Trotz vieler Schutzbemühungen hält weltweit die Zerstörung von Mangroven an – vor allem aufgrund des schnellen Bevölkerungswachstums. Mangrovenflächen schwinden durch Infrastruktur-Maßnahmen, die Errichtung von Aquakulturbetrieben (etwa in Ecuador), illegale Gewinnung von Feuer- und Bauholz. In Indien und Südostasien gingen in nur 60 Jahren etwa 80 Prozent aller Mangrovenflächen verloren (IUCN 2012). Die Gesamtfläche der globalen Mangrovenwälder ist nur schwer zu bestimmen. Laut FAO waren 2001 weltweit weniger als 15 Millionen Hektar von Mangroven bedeckt – 1980 waren es noch 19,8 Millionen Hektar, also 25 Prozent mehr. Die größten Verluste in den 1980er Jahren gab es in Brasilien, Indonesien, Pakistan und Mexiko. In jüngeren Jahren hat sich der dramatische Schwund der Mangrovenflächen zum Glück wieder verlangsamt. Dennoch: Die Weltnaturschutz- union IUCN hat elf der 70 bekannten Mangroven-Spezies auf die Rote Liste bedrohter Arten gesetzt. Weltweit ist mehr als jede sechste Mangroven-Art bedroht – so das Ergebnis einer globalen Studie (Polidoro und Kollegen 2010).

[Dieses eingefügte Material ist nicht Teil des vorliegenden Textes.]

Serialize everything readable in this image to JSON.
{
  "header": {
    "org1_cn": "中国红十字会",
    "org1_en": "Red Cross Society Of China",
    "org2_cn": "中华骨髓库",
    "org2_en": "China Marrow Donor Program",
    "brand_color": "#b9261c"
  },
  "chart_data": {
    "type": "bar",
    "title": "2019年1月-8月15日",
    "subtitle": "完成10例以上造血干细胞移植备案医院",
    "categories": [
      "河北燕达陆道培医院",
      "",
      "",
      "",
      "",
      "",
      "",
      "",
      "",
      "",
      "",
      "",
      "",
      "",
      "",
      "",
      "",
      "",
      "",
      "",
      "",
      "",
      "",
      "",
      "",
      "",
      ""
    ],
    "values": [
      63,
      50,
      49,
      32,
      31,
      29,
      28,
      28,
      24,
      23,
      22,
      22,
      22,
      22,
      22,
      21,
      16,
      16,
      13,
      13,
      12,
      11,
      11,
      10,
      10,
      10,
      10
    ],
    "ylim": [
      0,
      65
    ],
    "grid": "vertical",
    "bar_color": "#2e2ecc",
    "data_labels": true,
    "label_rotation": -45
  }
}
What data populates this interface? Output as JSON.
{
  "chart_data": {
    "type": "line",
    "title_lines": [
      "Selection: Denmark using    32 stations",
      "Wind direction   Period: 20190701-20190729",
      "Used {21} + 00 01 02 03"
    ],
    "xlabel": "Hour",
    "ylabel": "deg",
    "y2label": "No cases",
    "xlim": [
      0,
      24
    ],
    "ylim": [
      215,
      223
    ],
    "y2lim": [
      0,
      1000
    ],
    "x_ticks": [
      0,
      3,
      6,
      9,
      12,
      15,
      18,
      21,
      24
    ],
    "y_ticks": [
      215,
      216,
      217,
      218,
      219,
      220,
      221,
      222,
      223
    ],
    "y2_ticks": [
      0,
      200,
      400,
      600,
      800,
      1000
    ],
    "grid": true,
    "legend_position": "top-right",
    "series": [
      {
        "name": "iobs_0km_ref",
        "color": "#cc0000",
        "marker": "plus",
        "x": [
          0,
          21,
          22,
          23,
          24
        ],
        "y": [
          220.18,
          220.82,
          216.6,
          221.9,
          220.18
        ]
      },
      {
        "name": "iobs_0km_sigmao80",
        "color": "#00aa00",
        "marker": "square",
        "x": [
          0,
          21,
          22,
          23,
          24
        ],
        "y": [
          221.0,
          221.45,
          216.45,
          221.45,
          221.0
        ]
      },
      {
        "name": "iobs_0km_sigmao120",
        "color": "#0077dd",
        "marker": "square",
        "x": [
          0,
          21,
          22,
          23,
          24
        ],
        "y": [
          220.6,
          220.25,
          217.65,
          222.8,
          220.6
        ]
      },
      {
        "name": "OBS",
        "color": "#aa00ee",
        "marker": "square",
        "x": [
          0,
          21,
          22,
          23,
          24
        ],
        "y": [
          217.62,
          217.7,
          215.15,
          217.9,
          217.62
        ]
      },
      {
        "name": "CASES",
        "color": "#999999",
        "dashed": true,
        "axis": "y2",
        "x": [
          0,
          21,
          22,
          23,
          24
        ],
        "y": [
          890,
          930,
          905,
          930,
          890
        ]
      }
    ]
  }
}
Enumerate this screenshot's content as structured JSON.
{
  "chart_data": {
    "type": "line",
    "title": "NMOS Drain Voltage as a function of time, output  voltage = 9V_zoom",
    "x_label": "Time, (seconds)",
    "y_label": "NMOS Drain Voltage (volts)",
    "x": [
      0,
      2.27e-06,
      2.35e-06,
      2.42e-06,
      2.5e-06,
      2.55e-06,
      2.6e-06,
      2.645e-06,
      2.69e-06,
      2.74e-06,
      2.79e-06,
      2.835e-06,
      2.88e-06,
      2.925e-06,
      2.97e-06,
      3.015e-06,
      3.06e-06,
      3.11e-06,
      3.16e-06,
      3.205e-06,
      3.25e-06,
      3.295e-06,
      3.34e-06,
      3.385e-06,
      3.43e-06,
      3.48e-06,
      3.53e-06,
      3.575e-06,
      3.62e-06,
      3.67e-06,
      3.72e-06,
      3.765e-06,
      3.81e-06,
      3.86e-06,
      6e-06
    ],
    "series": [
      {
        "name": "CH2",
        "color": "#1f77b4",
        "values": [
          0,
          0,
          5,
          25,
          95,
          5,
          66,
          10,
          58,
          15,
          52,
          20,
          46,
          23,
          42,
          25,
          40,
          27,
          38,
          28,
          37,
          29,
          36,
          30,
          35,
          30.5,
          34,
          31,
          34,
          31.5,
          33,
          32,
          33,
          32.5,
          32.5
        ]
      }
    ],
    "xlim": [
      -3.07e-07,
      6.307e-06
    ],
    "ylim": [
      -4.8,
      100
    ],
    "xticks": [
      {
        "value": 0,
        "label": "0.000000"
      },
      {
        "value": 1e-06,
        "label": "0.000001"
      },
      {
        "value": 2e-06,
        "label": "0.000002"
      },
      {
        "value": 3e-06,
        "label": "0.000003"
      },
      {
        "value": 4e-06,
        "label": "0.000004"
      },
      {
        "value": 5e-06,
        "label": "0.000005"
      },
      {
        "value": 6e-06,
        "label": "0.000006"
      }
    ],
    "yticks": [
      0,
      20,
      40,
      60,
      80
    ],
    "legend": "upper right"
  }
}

In Kooperation mit der Karl Kübel Stiftung für Kind und Familie (KKS) engagiert sich  „GEO schützt den Regenwald e.V.“ in Sundarbans bereits seit 2007  für den Mangrovenschutz. Das Neuvorhaben baut auf den Erfolgen der beiden gleichnamigen 2012 bzw. 2017 erfolgreich abgeschlossenen Vorgängerprojekte auf (s. ARCHIV). Die Maßnahmen des neuen Projekts werden in sieben Dörfern der Insel Satjalia sowie fünf Gemeinden der Nachbarinseln Amtoli und Choto Mollakhali umgesetzt. Die direkt Begünstigten des neuen Projekts sind rund 10.000 Menschen aus 2.500 benachteiligten Kleinbauern-Familien, die unter den Inselbewohnern nach Armutskriterien ausgewählt wurden.

Dauer

Oktober 2017 bis Dezember 2020

Ziele

Nachhaltige Selbstversorgung Verbesserung der Lebensbedingungen von insgesamt 2.500 Familien auf den drei Inseln Amtoli, Chota Mollakhali, sowie Satjalia:

  • Erhöhter Schutz der Menschen und ihrer Lebensgrundlage vor Wirbelstürmen und Überschwemmungen
  • Verbesserte Einkommens- und Ernährungssituation für 1.200 Familien
  • Bewusstseinsstärkung sowie Schaffung von Selbsthilfegruppen und Netzwerken
  • Wissenstransfer
Mangrovenschutz in den Sundarbans

Einführung nachhaltiger landwirtschaftlicher Produktionsmethoden

Aktivitäten

  • Aufforstung von etwa 50 Hektar Deichvorland mit Mangroven
  • Gründung und behördliche Anerkennung von Mangrovenschutzgruppen
  • Erhalt des Mangrovenbesucherparks
  • Bau von Trinkwasserbrunnen
  • Pflanzung von Fruchtbäumen und Bäumen zur Feuerholzgewinnung
  • Einführung nachhaltiger landwirtschaftlicher Produktionsmethoden
  • Schulung von „Muster-Bauern“ und Schaffung von Demonstrationsbetrieben
  • Renovierung und Bau von Bewässerungsteichen
  • Durchführung von Einkommen schaffenden Maßnahmen
  • Berufliche Qualifizierung von jungen Erwachsenen
  • Installation von Solarlampen und Holz sparenden Kochherden
  • Aufbau und Stärkung von Basisstrukturen

Unsere Partner

Implementiert wird das Projekt vor Ort durch die "Tagore Society for Rural Development", Partner der Karl Kübel Stiftung für Kind und Familie. „GEO schützt den Regenwald e.V.“ arbeitet seit vielen Jahren erfolgreich mit der KKS zusammen. Das Projekt wird durch das Bundesministerium für wirtschaftliche Zusammenarbeit und Entwicklung (BMZ) kofinanziert.